WOLVES’ best win against St Helens was not played out on the rugby league field, it was the capture of Lee Briers!
When the adopted Warringtonian moves on at the end of the season – to allow for incoming head coach Daryl Powell’s own backroom team – he will have given The Wire 24½ years of incredible service.
In terms of unbroken duty in the club’s history, only Parry Gordon comes close to that in a playing-coaching capacity.
Nobody devotes time, energy and commitment like that without earning lifelong friends and admiration, meaning the former Wire captain will be sorely missed.

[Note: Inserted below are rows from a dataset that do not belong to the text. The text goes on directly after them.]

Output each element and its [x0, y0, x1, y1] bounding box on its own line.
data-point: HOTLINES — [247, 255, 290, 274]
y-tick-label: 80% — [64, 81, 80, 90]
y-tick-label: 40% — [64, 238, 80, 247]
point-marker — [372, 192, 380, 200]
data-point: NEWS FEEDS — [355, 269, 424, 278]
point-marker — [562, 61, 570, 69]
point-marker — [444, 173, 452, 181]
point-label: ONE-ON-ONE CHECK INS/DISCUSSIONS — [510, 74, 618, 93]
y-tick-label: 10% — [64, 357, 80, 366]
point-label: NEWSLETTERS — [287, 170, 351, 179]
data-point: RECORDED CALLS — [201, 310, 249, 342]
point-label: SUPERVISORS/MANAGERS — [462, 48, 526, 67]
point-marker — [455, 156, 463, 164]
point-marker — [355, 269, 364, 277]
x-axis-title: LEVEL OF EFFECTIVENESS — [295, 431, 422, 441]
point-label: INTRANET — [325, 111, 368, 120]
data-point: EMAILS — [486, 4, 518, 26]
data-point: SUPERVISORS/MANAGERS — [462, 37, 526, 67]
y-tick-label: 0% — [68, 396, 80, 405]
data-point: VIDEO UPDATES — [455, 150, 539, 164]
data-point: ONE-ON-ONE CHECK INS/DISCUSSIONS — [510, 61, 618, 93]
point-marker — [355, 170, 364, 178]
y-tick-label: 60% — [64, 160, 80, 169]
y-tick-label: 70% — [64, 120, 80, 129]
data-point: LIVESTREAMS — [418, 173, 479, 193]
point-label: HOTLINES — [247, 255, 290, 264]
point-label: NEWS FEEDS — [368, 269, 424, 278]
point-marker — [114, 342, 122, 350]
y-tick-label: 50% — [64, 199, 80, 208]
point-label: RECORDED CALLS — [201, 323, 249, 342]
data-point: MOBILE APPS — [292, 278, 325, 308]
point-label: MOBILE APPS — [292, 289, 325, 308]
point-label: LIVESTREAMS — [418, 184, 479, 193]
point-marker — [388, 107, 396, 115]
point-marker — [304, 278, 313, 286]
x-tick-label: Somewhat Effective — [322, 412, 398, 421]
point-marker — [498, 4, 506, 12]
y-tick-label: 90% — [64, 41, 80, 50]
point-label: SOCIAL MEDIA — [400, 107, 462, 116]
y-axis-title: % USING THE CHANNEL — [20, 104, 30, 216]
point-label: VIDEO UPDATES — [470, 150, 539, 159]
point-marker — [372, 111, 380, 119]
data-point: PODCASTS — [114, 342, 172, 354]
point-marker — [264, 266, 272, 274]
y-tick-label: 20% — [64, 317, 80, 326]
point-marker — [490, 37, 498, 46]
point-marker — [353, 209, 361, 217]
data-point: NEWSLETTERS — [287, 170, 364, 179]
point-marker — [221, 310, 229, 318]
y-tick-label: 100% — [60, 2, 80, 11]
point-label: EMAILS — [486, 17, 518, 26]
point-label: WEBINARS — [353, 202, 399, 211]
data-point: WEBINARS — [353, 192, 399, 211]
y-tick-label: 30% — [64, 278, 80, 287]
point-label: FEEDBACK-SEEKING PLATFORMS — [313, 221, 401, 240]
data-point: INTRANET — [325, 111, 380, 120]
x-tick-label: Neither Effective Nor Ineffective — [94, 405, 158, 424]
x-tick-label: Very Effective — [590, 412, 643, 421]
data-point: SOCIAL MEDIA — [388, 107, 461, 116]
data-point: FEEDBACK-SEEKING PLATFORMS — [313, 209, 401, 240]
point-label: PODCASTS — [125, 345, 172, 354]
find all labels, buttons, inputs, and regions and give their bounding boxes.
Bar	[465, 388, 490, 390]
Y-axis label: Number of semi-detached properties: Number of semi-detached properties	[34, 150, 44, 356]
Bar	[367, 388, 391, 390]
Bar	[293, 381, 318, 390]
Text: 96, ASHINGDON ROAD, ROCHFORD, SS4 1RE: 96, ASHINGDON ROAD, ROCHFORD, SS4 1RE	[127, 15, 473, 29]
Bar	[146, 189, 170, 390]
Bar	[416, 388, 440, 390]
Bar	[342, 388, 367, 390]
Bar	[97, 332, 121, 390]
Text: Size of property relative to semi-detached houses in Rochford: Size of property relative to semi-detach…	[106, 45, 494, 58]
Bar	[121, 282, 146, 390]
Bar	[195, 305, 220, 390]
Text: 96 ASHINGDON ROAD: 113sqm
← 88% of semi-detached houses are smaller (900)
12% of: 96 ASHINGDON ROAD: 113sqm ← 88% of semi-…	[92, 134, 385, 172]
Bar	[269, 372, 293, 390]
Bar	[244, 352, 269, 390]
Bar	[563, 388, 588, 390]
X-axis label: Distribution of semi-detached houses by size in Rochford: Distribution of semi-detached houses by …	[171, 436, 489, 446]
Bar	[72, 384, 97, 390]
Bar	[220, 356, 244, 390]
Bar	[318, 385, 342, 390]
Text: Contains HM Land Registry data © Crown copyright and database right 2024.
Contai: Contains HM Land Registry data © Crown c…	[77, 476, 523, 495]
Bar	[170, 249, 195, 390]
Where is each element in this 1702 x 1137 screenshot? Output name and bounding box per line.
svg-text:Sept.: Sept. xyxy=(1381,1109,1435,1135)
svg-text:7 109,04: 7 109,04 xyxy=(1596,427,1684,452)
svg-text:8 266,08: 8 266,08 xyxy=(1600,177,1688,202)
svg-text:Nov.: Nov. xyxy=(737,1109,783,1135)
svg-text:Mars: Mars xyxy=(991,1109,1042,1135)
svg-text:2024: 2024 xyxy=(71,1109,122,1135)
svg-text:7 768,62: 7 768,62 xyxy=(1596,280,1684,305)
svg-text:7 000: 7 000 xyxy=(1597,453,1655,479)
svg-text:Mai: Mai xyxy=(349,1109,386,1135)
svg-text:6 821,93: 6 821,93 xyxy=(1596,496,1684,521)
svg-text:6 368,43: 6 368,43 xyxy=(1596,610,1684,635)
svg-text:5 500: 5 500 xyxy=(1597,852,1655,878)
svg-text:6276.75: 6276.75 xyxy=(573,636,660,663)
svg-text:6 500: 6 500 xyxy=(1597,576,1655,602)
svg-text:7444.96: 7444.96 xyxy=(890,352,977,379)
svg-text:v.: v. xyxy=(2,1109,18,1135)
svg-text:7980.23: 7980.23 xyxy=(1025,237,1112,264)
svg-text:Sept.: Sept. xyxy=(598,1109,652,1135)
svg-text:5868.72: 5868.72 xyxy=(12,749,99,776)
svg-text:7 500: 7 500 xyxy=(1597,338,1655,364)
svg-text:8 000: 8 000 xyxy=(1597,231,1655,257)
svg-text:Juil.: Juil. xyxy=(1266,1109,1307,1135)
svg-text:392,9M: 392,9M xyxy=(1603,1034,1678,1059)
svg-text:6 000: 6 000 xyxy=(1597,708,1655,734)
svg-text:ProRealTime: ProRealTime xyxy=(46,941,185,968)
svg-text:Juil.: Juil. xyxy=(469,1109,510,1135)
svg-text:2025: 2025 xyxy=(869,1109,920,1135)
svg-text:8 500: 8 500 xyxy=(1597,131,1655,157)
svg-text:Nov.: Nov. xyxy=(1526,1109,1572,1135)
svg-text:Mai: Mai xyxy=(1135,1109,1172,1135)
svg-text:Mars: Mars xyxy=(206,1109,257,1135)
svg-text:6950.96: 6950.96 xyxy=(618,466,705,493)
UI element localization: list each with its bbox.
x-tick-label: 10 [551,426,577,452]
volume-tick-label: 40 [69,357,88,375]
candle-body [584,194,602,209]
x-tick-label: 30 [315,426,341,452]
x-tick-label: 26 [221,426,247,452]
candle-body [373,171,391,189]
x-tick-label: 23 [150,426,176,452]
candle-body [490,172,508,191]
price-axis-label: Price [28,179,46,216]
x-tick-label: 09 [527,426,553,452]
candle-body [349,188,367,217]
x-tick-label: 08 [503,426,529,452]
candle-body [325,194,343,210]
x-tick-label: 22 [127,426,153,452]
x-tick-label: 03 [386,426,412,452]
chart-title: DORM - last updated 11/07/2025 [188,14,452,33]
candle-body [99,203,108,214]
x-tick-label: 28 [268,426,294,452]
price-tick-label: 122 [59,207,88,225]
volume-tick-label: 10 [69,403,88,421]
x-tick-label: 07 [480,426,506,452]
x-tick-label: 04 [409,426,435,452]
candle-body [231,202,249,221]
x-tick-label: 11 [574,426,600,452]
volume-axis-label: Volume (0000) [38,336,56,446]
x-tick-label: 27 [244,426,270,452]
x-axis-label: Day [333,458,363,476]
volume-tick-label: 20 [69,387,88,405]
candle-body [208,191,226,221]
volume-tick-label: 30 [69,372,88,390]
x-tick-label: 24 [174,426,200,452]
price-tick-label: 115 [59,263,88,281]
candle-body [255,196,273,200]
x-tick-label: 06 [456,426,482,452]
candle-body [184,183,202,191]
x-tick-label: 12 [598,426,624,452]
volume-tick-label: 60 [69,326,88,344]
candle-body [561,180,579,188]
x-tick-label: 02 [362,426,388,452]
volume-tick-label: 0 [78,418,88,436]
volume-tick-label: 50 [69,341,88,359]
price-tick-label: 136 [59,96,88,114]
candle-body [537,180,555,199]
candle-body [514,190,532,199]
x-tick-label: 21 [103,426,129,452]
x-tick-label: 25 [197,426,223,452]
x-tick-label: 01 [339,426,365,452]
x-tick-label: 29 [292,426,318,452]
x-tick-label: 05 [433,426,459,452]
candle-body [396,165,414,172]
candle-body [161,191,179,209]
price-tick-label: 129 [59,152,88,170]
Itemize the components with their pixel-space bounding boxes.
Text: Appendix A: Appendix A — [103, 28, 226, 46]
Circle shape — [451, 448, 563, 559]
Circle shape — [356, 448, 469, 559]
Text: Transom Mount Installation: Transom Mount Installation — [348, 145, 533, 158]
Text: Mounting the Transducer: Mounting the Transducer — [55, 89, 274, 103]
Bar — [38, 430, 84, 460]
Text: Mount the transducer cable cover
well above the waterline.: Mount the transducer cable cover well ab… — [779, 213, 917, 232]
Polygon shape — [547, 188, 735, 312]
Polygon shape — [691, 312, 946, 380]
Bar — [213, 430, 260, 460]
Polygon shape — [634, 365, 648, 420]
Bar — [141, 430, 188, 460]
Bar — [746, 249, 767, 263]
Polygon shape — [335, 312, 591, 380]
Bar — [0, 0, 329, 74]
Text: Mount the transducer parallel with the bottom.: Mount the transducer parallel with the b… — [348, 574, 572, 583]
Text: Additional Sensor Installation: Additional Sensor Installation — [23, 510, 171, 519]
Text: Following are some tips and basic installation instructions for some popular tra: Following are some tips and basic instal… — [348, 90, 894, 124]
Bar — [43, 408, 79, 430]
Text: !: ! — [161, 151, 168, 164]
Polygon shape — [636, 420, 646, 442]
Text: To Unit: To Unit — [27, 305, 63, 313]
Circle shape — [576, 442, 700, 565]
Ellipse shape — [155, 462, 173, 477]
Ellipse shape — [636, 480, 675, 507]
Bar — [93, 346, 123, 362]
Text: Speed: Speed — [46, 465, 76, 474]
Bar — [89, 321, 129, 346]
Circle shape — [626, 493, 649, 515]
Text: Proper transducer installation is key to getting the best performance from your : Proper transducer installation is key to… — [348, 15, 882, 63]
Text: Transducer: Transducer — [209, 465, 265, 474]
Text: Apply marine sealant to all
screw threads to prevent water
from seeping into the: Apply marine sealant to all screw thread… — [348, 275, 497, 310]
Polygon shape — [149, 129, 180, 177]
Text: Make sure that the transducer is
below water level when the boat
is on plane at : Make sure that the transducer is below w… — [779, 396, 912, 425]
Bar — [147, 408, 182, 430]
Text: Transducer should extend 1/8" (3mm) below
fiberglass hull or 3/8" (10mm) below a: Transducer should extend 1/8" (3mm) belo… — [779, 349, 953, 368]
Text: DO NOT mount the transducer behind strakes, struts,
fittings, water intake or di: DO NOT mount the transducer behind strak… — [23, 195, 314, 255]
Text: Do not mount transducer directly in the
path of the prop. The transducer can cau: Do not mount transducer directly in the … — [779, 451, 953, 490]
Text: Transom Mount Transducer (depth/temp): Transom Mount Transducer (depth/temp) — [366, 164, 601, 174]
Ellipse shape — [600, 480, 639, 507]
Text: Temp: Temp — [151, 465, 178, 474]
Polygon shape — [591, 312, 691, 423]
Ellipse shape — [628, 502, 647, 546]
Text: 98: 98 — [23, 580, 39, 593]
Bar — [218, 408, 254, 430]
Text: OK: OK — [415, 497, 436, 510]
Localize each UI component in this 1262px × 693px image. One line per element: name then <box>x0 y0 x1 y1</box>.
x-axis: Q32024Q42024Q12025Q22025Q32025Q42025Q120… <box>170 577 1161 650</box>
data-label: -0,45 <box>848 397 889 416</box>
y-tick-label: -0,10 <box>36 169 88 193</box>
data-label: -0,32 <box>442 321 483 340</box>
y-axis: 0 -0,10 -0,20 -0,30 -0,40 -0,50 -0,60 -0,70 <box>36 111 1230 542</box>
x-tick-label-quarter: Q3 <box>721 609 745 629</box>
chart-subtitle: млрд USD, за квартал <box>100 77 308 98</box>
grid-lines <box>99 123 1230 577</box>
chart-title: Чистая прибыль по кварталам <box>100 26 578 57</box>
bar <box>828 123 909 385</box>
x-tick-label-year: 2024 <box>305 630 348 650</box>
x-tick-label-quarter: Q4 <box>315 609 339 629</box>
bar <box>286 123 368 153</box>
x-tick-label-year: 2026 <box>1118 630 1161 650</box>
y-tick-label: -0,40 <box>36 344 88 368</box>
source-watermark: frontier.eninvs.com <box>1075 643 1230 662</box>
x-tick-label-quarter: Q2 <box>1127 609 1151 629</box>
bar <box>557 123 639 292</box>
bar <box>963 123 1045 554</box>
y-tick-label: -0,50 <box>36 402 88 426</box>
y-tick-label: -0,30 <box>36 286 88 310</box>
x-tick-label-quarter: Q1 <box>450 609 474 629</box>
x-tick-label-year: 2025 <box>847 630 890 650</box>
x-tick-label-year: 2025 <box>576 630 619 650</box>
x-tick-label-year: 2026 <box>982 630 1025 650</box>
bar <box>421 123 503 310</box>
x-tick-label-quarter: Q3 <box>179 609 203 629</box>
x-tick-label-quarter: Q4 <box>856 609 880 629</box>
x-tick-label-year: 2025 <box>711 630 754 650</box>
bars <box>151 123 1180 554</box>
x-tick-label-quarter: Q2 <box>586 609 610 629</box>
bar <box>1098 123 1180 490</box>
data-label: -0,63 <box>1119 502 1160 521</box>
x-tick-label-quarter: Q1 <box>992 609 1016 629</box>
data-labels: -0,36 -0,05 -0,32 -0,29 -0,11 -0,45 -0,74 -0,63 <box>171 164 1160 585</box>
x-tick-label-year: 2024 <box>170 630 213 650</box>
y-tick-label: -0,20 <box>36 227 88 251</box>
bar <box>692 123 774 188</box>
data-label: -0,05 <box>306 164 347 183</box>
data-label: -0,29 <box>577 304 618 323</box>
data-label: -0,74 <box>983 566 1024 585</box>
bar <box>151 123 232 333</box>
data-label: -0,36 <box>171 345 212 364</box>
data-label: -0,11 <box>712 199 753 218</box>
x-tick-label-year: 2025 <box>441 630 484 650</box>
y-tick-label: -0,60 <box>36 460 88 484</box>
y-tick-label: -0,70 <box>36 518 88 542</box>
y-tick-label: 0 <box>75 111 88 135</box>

> How the news of Lee Briers' Warrington Wolves departure was broken
The place will seem strange without a man whose game intelligence and mercurial talents have been a beating heart of the club since the second season of Super League when newly arrived head coach Darryl Van de Velde sought a ‘general’ for his struggling team.
That shy 17-year-old half-back who carried the weight of a town’s expectation on his shoulders from the day he arrived for a £65,000 fee, has come a long way since – even barking orders at the likes of hard-man Adrian Morley on the way to three Challenge Cup Final glory days much cherished by all of a primrose and blue persuasion.
He has grown with the club. And the club, at rock bottom in the early 2000s, has grown with him.
When the multiple club record holder’s playing days were prematurely ended by injury in 2013, there was an outcry that a role must be found for a man of such knowledge who was once dubbed ‘the spiritual leader of the club’ by another Warrington legend, former head coach Paul Cullen.
Initially as coach to the Academy side and then as an assistant to the first team, he has been a part of a group that has won a League Leaders’ Shield (2016) and Challenge Cup (2019) as well as reaching four other major finals.
Thank you for all the memories so far, Briersy!
> What Lee Briers says about his impending Warrington Wolves exit
If Saints had realised the world-class talent they were letting go, they surely never would have done so.
Very few had or have the ability to read game situations like him, and have the ability to exploit them. The fact that he was not handed more Great Britain caps or a Man of Steel honour feels criminal now.
It is inconceivable to think another of Wire’s ex-head coaches, Steve Anderson, wanted to sell a player who can rightly be considered an all-time great of the game.
Cullen could see that to bring the best out of Briers, you built the team around him. And Tony Smith benefitted by doing the same.
Many said the Wire players should be aiming to send out his departing boss Steve Price on a high. The bowing out of Briersy should multiply that motivation tenfold while we also look forward excitedly to the changing of the guard in 2022.